A Coreia do Sul deu ao Google um prazo de sessenta dias para resolver as preocupações de segurança relacionadas ao seu acesso aos dados cartográficos do país. O governo parece não se deixar influenciar pelo argumento da precisão da navegação por GPS, priorizando, em vez disso, a segurança nacional ao limitar o acesso do Google aos seus dados cartográficos locais.
O Ministério da Terra, Infraestrutura e Transporte anunciou na sexta-feira que a Coreia do Sul adiou a decisão sobre o pedido do Google para exportar dados de mapas locais para uso em servidores fora do país.
Coreia do Sul adia decisão sobre pedido do Google para exportar dados
O ministério declarou que seu Instituto Nacional de Informação Geográfica decidiu adiar a decisão por 60 dias para dar ao Google tempo para propor medidas que abordem as preocupações de segurança nacional da Coreia do Sul. O adiamento significa que a questão permanecerá sem solução antes de uma possível cúpula entre os líderes dos dois países ainda este mês.
Ainda não está claro se o assunto será incluído na agenda da cúpula.
O Google , pertencente à gigante tecnológica americana Alphabet, já havia solicitado permissão para armazenar e processar dados de mapas da Coreia do Sul no exterior, pedidos que foram rejeitados em 2007 e 2016 por motivos de segurança. As negativas citaram o risco potencial de exposição de informações sensíveis, incluindo a localização de instalações militares.
A posição da Coreia do Sul gira em torno do ambiente de segurança do país. A Guerra da Coreia (1950-1953) terminou sem um tratado de paz, deixando a península em um estado de conflito tecnicamente não resolvido.
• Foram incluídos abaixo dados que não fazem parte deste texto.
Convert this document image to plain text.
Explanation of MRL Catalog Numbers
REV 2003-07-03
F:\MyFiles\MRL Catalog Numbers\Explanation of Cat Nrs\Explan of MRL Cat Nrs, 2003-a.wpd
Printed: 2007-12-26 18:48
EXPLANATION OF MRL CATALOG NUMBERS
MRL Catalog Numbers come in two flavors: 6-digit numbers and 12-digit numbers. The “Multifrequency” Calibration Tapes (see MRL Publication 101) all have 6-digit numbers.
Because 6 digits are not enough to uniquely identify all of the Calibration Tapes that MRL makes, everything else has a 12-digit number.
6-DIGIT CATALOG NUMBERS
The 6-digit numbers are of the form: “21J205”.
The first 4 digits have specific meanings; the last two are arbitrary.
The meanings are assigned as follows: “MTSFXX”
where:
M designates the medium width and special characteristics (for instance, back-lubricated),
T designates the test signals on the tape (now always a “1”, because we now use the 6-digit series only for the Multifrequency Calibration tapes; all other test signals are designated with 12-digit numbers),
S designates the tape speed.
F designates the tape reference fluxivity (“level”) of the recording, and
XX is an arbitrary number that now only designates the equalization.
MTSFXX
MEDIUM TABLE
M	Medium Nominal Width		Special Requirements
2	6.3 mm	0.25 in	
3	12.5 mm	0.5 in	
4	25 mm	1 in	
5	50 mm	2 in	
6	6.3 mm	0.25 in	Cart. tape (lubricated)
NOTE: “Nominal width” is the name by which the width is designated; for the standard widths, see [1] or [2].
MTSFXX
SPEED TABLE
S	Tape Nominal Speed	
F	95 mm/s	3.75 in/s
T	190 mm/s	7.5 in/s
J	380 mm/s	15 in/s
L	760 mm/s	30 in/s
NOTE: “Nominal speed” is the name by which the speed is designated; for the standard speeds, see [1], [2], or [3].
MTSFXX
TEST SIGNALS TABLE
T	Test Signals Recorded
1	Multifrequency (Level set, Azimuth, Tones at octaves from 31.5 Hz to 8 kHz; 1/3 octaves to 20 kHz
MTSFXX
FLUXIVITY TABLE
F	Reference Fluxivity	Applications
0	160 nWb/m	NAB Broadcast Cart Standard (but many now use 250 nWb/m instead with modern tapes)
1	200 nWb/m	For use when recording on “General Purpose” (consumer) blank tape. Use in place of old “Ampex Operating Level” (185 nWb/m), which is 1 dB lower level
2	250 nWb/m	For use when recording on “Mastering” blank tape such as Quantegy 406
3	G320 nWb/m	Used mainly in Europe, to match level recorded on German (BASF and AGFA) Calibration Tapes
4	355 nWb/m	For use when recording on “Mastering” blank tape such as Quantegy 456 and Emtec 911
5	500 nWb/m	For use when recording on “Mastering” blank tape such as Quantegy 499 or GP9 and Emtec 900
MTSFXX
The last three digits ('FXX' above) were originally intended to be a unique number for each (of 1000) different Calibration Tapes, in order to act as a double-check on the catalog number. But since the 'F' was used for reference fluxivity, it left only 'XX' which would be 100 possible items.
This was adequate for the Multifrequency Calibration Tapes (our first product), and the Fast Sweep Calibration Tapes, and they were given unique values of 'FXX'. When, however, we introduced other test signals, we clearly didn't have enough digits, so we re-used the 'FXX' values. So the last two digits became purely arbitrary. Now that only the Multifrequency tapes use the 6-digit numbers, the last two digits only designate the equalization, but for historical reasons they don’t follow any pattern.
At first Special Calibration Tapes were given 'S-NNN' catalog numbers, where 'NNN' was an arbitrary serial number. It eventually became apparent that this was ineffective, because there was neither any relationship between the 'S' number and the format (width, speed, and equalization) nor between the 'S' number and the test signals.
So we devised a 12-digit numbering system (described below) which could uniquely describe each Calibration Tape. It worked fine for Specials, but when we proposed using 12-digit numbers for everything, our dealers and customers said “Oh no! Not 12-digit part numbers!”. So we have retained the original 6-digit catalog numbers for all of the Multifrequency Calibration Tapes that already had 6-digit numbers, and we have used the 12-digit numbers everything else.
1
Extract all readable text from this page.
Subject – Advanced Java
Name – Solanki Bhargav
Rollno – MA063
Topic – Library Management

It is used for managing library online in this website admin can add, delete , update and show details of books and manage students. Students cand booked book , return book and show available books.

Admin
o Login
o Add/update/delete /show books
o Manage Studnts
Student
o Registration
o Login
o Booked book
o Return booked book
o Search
Autoridades argumentam que permitir a transferência de dados geoespaciais detalhados para o exterior poderia facilitar a identificação de locais sensíveis, incluindo infraestrutura de defesa, comprometendo potencialmente a segurança nacional.
O ministro dos Transportes, Kim Yoon-duk, reiterou no final do mês passado que o governo deve permanecer "muito cauteloso" ao conceder acesso a mapas a empresas estrangeiras, enfatizando que a defesa e a segurança pública têm prioridade sobre as considerações comerciais .
Em contrapartida, os Estados Unidos consideram as restrições da Coreia do Sul ao fluxo de dados transfronteiriços como barreiras de longa data aos serviços de navegação estrangeiros. Autoridades americanas argumentam que essas medidas têm prejudicado as operações de plataformas como o Google Maps e o Apple Maps, limitando sua competitividade no mercado sul-coreano.
O Google afirmou que a ausência de certos dados cartográficos restringe sua capacidade de fornecer todas as funcionalidades do Google Maps no país, causando o que descreve como "grandes transtornos" para turistas estrangeiros.
Segundo a empresa, não existem preocupações legítimas de segurança em relação aos seus dados de mapeamento, que, segundo ela, já estão disponíveis publicamente e são utilizados por diversas empresas após terem passado por avaliações de segurança governamentais.
Negociações em curso e possíveis acordos
O Google afirmou estar disposto a colaborar com as autoridades sul-coreanas para solucionar suas preocupações. A empresa disse estar em "discussões estreitas" com o governo sobre medidas de segurança adicionais que possam atender às suas exigências regulatórias.
Uma das opções em análise é a compra de imagens desfocadas de parceiros locais cujos dados já foram aprovados pelo governo.
O adiamento de 60 dias decretado pelo governo sul-coreano tem como objetivo dar ao Google tempo para desenvolver tais soluções.
No entanto, o conselheirodentKim Yong-beom afirmou no mês passado que a Coreia do Sul não fez concessões em relação à questão dos dados cartográficos, nem em relação à questão separada da maior abertura do seu setor agrícola, apesar das extensas negociações comerciais bilaterais com os Estados Unidos.